I have tried this code:
$ac1 = new class {};
$ac2 = new class {};
var_dump($ac1); // object(class@anonymous)#1 (0) {}
var_dump($ac2); // object(class@anonymous)#2 (0) {}
var_dump(new class {}); // object(class@anonymous)#3 (0) {}
var_dump($ac1 == $ac2); // bool(false)
var_dump($ac1 == new class {}); // bool(false)
var_dump($ac2 == new class {}); // bool(false)
The result of the above comparisons are all false.

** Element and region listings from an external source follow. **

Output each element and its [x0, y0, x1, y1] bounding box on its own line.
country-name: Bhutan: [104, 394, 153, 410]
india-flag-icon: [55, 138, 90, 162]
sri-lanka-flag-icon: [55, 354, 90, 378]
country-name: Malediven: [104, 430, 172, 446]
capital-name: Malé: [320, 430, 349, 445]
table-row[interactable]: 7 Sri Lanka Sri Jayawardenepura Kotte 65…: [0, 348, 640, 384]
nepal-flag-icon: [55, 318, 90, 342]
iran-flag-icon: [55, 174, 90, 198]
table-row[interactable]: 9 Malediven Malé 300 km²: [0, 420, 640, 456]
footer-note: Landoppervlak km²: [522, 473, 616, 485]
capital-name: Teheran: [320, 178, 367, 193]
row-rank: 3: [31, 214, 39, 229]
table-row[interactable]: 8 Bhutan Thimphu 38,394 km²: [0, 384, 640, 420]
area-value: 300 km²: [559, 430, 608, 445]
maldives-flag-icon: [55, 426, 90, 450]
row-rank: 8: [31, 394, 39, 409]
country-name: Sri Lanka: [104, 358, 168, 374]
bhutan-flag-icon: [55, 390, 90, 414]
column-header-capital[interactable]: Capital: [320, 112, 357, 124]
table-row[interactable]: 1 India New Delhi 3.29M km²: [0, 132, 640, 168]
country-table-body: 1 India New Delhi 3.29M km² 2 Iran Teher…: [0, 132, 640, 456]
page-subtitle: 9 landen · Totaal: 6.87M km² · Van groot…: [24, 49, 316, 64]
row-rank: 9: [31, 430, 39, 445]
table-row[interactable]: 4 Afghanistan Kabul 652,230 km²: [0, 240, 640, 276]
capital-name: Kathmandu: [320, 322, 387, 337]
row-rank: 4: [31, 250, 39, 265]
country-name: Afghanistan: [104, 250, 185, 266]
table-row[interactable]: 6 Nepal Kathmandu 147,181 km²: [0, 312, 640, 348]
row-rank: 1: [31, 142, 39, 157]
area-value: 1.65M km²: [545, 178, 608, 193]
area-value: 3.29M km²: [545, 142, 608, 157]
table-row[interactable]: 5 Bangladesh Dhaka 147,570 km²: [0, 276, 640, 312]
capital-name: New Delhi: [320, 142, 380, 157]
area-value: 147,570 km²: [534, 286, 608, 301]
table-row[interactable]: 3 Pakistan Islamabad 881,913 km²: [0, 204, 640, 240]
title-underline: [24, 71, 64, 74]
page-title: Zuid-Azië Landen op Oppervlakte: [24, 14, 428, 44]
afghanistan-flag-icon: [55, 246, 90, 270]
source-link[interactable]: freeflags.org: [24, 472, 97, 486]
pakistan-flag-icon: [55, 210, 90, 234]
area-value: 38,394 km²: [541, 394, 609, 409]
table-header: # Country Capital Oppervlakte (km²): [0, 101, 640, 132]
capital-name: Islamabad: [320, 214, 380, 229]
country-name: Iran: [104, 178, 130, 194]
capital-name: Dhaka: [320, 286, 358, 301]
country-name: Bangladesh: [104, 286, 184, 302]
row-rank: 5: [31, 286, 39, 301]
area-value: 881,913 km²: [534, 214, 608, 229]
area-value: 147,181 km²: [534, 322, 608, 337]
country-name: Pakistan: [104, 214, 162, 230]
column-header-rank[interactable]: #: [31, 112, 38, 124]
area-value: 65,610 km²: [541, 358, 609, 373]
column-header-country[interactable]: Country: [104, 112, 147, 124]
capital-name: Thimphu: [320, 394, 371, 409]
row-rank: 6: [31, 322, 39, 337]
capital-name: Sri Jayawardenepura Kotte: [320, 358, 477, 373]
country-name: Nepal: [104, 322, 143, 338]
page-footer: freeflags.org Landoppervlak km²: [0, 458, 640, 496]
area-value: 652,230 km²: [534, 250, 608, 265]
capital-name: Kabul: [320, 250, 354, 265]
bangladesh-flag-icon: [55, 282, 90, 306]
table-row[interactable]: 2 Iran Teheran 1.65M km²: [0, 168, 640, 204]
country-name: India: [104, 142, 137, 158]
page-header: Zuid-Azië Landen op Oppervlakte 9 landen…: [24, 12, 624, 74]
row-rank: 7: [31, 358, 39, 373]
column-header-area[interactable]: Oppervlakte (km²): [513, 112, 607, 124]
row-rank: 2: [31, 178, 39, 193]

However, when I declare a function that returns an anonymous class, this is the result:
function anonymous_class() {
return new class {};
}
$ac1 = anonymous_class();
$ac2 = anonymous_class();
var_dump($ac1); // object(class@anonymous)#1 (0) {}
var_dump($ac2); // object(class@anonymous)#2 (0) {}
var_dump(anonymous_class()); // object(class@anonymous)#3 (0) {}
var_dump($ac1 == $ac2); // bool(true)
var_dump($ac1 == anonymous_class()); // bool(true)
var_dump($ac2 == anonymous_class()); // bool(true)
All printed true.
Now, the question is, how did that happen? Particularly, why did it print true for the second context, knowing that each var_dump()
of the instances resulted differently?